A permit is required in order to backpack for that many days, which Greenlee procured at the Summit Ranger Station around 7:30 a.m., he said. He then drove to the Crabtree Trailhead, which would be the beginning of his 13-mile journey to Hyatt Lake.
Greenlee reached the lake later that day and set up camp. By Tuesday afternoon, he was having little luck fishing and it was much colder than he anticipated, so he decided to leave a day early on Wednesday.
The storm rolled in Tuesday night, and Greenlee woke up to discover the sides of his small one-person tent caving in from the snow piling up around it.

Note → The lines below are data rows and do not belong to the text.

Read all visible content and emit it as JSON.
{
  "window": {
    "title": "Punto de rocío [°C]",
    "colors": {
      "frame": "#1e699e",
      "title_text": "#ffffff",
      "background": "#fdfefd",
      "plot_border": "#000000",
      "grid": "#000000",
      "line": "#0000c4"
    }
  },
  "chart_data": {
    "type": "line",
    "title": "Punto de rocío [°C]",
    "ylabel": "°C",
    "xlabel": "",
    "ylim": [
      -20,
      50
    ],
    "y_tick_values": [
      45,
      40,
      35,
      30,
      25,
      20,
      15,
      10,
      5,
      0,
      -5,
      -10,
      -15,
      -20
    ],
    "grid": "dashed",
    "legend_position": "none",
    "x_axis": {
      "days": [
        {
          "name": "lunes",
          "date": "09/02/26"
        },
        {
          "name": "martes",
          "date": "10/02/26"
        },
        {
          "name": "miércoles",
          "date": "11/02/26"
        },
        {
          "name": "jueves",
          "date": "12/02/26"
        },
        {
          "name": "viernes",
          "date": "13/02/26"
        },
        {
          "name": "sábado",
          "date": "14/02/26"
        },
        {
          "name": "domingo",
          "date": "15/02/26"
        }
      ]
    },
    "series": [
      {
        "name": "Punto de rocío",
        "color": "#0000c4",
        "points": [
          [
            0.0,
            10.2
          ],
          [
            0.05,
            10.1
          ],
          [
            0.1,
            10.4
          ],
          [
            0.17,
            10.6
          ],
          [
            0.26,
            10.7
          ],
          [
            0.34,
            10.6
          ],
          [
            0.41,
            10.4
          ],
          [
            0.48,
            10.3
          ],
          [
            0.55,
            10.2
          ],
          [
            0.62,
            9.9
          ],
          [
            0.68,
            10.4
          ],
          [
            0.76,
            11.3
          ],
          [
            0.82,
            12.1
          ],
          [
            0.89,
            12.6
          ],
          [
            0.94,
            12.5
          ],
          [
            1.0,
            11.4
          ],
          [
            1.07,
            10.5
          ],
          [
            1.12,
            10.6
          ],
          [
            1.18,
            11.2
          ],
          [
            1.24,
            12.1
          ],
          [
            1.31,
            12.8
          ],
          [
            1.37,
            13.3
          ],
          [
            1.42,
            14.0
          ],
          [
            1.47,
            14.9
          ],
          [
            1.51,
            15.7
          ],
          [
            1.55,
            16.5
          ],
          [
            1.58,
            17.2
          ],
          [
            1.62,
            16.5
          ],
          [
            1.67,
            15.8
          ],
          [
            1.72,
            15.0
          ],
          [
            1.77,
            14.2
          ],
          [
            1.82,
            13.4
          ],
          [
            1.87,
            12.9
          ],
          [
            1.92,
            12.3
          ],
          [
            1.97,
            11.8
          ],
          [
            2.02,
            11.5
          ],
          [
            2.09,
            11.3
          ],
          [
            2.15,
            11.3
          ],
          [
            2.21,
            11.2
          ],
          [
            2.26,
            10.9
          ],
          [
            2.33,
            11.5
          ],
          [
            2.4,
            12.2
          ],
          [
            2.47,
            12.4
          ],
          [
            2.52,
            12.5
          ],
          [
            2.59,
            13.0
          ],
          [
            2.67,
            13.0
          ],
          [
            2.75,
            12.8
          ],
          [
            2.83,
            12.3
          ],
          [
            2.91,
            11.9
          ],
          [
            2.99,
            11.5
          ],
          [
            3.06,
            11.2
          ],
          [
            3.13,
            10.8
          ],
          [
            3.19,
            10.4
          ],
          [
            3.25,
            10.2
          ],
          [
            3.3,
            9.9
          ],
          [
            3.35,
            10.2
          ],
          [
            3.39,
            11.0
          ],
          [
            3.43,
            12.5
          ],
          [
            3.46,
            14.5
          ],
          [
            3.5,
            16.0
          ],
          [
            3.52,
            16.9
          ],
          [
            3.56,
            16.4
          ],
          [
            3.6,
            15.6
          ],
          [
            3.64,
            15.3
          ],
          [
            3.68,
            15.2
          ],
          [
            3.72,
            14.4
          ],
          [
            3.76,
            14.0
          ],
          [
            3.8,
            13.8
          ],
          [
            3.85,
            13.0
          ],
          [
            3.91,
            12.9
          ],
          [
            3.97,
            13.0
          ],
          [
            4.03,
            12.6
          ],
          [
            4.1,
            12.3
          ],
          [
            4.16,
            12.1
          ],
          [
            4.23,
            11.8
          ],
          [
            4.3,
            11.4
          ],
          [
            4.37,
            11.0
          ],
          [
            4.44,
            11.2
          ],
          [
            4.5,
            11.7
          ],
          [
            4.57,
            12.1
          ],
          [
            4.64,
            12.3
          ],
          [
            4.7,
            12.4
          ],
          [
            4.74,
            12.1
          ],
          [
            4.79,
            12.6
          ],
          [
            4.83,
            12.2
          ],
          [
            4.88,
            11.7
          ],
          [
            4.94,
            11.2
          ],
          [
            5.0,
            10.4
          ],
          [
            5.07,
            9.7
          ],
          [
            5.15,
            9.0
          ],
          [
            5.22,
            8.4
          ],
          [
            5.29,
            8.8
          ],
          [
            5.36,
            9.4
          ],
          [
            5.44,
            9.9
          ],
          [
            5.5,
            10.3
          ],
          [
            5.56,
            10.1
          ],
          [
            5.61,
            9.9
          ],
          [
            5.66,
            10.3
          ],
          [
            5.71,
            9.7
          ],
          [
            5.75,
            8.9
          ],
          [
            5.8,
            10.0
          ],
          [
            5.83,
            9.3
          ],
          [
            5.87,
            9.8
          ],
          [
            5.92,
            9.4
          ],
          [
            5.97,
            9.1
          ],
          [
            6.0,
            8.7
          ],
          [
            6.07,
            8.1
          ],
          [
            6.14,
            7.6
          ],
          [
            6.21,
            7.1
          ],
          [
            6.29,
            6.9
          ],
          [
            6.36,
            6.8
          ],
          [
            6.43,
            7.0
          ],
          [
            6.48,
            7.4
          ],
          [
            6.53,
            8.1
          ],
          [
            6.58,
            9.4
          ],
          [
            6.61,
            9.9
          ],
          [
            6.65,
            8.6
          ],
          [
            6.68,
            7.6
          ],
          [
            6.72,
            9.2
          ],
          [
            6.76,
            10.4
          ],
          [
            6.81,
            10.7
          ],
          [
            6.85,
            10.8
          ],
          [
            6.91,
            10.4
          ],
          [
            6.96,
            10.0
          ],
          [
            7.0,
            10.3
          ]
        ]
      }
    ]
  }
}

“It was like blizzard conditions,” he said. “I went out to shovel snow away from the tent and probably couldn’t see more than 30 feet in front of me.”
The heavy snowfall, strong winds and cold temperatures continued throughout Wednesday, and Greenlee would only get out of his sleeping bag and tent to shovel more snow away, he said.
By the time the snow started letting up a little on Thursday, about eight inches had fallen and was covering the ground in all directions. Greenlee said he had a hard time locating the food he had hidden in a tree nearby because snow had covered it up.
Greenlee decided not to attempt the hike back to his car because the last quarter-mile into Hyatt Lake is a steep slope of mostly granite rock formations, which he thought could be treacherous when icy.
“I realized it was more dangerous to leave,” he said.
Greenlee’s father, Dale Greenlee, had been expecting a call from his son Thursday afternoon, but when the call didn’t come he knew something was wrong.